Lesser-Known National Parks, Forests, and Wilderness Areas: No Crowds

Instead of Badlands National Park (South Dakota)

Try: Buffalo Gap National Grassland (SD and NE)

The otherworldly badlands of the Midwest aren’t confined solely to Badlands National Park. There are plenty of sedimentary rock formations—and 85 percent less foot traffic—next door in Buffalo Gap National Grassland. Part of Nebraska National Forest, Buffalo Gap is one of 20 National Grasslands. Hike it, bike it, bring your horse and ride it. You don’t need a permit and it’s all free. Rock hunters should check out the Fairburn area near the French Creek Campground—the only developed campground in Buffalo Gap—or any eroded space in the 600,000 acres of impossibly open prairie. Create your own camp in places like Badlands Overlook (not to be confused with Big Badlands Overlook), about a mile north of Badlands and just south of Wall, SD. Wall is home to the Buffalo Gap National Grassland Visitor Center and the historic Wall Drug Store, a sprawling roadside attraction where you can stock up on souvenir shot glasses and “Where the Heck Is Wall Drug” bumper stickers. Tired of trail mix? Sample the South Dakota– specific chislic (marinated and fried cubes of sirloin) at Badlands Saloon & Grille.

Lush forested area with river

Buckhorn shares the same lush, rugged setting as Olympic National Park without all the foot traffic. The must-do trek here is a 12-miler with 4,000 feet of elevation gain.
Don Geyer/Alamy

Instead of Olympic National Park (Washington)
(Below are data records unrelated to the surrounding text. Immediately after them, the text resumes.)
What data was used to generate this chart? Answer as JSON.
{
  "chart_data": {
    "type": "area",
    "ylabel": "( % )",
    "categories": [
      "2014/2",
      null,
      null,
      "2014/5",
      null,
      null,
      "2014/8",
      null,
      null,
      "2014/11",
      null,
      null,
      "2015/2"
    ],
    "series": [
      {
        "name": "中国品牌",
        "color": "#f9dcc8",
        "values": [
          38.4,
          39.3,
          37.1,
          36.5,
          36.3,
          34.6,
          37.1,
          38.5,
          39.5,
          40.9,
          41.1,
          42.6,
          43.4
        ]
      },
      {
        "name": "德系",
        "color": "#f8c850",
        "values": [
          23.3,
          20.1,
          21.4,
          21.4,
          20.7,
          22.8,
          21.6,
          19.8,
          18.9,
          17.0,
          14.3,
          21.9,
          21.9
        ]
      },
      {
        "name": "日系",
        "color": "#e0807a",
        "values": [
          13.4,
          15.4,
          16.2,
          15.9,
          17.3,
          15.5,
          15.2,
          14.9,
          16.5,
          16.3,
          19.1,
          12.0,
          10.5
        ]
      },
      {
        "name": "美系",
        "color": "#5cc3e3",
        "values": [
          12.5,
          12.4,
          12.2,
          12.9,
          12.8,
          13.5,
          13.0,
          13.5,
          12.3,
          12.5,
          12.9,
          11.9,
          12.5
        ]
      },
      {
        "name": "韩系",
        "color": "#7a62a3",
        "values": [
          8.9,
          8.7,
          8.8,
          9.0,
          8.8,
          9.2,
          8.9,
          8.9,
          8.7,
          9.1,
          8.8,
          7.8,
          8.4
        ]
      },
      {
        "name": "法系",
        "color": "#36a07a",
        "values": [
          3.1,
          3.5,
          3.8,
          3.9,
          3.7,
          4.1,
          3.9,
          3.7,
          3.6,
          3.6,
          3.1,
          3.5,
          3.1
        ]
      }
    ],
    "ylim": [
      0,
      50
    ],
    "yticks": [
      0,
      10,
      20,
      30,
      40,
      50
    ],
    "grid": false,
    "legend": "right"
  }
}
Buckhorn Wilderness (Washington)

The largest of five wilderness areas in Olympic National Forest, Buckhorn runs along the eastern boundary of Olympic National Park. Same majestic mountain range, fewer people, no permit necessary and you can bring your dog. Besides 216 private acres that are part of a patented mining claim, Buckhorn is 44,000 acres of streams, fir, pine and seriously steep terrain, topping out at the summit of 7,135-foot Mount Fricaba. The Upper Big Quilcene Trail (UBQ) is where you’ll be taking The Hike—a challenging 12-mile out-and-back trek with 4,000 feet of elevation gain. Take your time and plan to camp at Marmot Pass, Boulder Camp or Camp Mystery along the way. Buckhorn is warmest and driest in August, but this is Washington state, people: Marmot Pass and Camp Mystery may have snow on the ground until mid-July. Don’t stop exploring once you get back to your car. Lean into the Nordic roots of Kitsap Peninsula, about an hour’s drive from the UBQ trailhead, during a waterfront stroll along the shops and galleries of Poulsbo’s Little Norway. Carb back up with a crisp Kölsch in the recently opened tap room at Echoes Brewing.